能登半島地震の医療災害対策本部DMAT本部長を務めた 竹内 一郎さん 横浜市立大学附属病院勤務 51歳
ぶれずに災害医療を支える
○…能登半島地震があった石川県の医療災害対策本部DMAT(災害派遣医療チーム)本部長を1月19日から25日まで務めた。全国から集まってくるDMATの統括役として、戦略を決定したり地元行政と連携するなどの任務を担った。「急性期医療を支援するDMATは短期で現地を撤退し、地元の人に引き継ぐのが役割」の中、今回の被災地は「高齢化や過疎化、介護者がいないという日本が抱える課題が噴出した」と振り返る。

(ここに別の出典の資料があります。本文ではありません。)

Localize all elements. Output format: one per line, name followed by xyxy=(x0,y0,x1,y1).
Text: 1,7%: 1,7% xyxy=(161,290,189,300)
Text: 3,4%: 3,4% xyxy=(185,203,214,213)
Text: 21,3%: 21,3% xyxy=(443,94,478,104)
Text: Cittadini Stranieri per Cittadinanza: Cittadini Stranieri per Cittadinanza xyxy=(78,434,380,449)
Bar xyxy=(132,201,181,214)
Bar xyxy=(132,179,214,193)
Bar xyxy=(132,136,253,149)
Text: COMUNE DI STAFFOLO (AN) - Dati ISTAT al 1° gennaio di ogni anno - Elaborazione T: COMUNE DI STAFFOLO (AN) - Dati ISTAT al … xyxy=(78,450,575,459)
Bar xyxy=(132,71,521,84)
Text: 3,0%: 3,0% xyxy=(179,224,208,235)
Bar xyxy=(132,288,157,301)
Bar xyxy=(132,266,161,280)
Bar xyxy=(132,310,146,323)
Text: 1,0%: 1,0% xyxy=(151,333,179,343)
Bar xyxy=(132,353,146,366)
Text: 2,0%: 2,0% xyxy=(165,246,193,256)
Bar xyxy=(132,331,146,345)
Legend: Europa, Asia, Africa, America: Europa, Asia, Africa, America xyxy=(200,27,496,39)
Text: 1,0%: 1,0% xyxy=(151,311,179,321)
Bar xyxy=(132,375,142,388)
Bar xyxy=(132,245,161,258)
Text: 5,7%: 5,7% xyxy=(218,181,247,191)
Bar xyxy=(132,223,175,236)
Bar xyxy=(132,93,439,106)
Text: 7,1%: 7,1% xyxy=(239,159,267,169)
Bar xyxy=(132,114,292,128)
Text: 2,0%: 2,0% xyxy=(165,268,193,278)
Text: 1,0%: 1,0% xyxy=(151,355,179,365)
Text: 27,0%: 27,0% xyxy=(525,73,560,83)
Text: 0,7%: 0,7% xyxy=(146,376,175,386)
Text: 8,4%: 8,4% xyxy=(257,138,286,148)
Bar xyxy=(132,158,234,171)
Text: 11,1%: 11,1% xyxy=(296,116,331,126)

○…和歌山県御坊市出身。人口3万人ほどのまちでのびのびと育った。中高はバスケ部に所属。理系の中で人と接し、やりがいがある仕事をしたいと医師を志すように。「和歌山を離れ違う世界を見てみたい」と群馬大学医学部に進学。野球部に所属し主将も務めた。
○…北里大学病院に勤務していた35歳の頃、循環器内科から救命救急に出向になったことをきっかけに救命救急の道に。「行政などと連携して地域の医療体制をつくっていく」仕事に「非常にやりがいと魅力を感じた」と話す。17年に横浜市立大学救急医学教室の二代目主任教授として就任。高度救命救急センターのセンター長も務め、同大学附属病院と同市民総合医療センターを行ったり来たりする日々を送る。
○…強く印象に残っていることに、現場責任者として対応した津久井やまゆり園の殺傷事件や、市の急性期医療の責任者として対応したコロナ初期のダイヤモンドプリンセス号での感染症対策などをあげる。「覚悟を持って今何をしなければいけないか、優先順位を決めていくのは生易しいものではない。批判も伴うし、正解はないが、方針を決めていくのが仕事」。「ぶれずに進める」をモットーに人材育成を含めた救命救急医療に力を尽くす。